Well. I must be candid. The Teeftotallers have not enjoyed the auspicious beginnings that helped launch Gutgrope to his current position of modest prominence. In fact, Dr. Dakkasteef can only claim several notches on his power klaw -representing a Possessed CSM or two and the odd Imperial Grunt. Nothing grand.
Instead, Dr. Dakkasteef caught my eye because of his wondrous ability to bluster his way into each Mission. Alas, he was tabled in his first two encounters with the enemy… but dramatically so, and sometimes that’s enough. For example, in this unfortunate muss, Dr Dakkasteef met a tragic and messy end after three rounds of combat with a lowly Guard Sergeant and an uber Commissar with pluck and vigor. Three. That’s a veritable lifetime in Killzone. Still, the Commissar was forced to execute somebody, summarily, and another lowly guardsman was subsequently killed on account of his own resulting fearlessness.
It’s the simple pleasures sometimes.
So. Without further ado…
Dr. Dakkasteef: Meganob, Team Leader, Refractor Field
Grimshaw: Nob, Big Choppa, ‘eavy Armor
Nobz (x2): ‘eavy Armor
Burna Boy: Medipack
‘ard Boyz (x6): Big Shoota (x1)
In total, 225 with 25 allotted for special wargear and abilities, etc.
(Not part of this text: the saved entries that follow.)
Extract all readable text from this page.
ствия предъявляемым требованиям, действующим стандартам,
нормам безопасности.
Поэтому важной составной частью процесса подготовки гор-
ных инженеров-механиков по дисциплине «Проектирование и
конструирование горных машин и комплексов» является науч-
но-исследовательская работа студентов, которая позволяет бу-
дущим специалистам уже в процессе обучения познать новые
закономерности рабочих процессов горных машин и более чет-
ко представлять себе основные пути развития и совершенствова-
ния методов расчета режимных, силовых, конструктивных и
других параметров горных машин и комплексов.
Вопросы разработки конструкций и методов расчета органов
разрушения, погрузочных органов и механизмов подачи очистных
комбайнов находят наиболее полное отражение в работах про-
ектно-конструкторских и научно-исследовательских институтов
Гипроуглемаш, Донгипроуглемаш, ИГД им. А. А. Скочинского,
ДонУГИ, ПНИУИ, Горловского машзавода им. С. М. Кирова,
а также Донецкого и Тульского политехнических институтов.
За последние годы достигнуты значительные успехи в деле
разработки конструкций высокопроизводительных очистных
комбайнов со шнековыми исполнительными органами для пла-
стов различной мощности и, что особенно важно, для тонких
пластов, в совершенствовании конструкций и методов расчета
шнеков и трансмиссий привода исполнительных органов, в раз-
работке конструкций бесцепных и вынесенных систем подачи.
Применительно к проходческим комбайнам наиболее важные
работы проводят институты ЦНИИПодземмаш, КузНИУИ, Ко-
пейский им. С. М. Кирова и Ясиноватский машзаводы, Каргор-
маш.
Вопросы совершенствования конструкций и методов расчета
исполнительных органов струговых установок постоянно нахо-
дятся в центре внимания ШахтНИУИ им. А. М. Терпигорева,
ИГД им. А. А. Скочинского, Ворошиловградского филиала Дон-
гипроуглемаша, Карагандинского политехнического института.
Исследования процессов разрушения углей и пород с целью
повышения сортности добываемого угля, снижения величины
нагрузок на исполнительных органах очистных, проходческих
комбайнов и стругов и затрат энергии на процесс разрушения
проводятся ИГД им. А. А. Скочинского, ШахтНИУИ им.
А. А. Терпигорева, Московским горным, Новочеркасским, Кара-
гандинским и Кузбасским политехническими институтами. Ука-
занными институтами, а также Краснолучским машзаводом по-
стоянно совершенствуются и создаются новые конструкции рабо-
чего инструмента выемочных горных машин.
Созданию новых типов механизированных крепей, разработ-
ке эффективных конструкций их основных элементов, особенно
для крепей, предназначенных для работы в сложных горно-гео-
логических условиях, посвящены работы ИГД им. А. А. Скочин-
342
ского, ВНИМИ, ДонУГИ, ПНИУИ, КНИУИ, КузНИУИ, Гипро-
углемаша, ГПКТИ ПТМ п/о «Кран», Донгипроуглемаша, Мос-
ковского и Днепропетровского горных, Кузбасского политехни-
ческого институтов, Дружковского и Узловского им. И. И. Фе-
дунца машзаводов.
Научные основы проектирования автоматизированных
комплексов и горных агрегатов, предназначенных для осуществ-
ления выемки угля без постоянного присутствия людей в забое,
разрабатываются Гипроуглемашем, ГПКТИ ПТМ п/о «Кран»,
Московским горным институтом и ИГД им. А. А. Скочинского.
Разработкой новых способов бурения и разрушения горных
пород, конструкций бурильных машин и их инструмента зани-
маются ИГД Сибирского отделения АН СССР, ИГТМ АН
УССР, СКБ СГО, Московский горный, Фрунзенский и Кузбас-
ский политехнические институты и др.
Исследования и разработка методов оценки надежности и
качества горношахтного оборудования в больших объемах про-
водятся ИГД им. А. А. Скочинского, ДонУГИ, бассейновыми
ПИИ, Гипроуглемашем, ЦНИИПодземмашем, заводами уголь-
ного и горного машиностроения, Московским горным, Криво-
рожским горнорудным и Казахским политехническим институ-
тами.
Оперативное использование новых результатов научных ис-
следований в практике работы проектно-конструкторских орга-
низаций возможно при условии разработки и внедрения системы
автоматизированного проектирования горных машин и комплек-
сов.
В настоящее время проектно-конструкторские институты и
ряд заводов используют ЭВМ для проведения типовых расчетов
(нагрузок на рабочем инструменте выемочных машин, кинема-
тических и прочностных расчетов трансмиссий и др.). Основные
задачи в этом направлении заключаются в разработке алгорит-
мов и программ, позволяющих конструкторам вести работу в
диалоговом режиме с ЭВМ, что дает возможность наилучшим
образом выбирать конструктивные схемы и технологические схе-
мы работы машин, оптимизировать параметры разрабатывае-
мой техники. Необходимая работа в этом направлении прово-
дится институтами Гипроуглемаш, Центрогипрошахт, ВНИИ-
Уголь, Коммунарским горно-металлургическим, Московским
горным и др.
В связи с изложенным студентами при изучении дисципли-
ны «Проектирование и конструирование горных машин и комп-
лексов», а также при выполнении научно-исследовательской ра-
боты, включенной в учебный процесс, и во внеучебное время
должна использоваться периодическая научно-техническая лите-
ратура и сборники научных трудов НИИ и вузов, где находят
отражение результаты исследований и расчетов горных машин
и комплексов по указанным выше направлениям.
That number, for a reason that I do not genuinely understand, has become my sweetspot for Team (or Warband as such) organization.
I’ve tried my hand at the check-pattern for the first time (see above), and I’ll confess it’s bloody hard work. I’ve managed to get this looking ok from a distance, but I know that it’s not really. They always make it look so simplistic in the write-up’s and how-to’s. I should know better by now.
Originally, I intended that each significant member of The Teeftotallers have the check pattern somewhere on his armor or weaponry. We’ll see how that turns out, but I’m attracted to the idea that, should these Warbands ever coalesce into an army proper, each member of Dr D’s band be immediately recognizable amongst their comrades.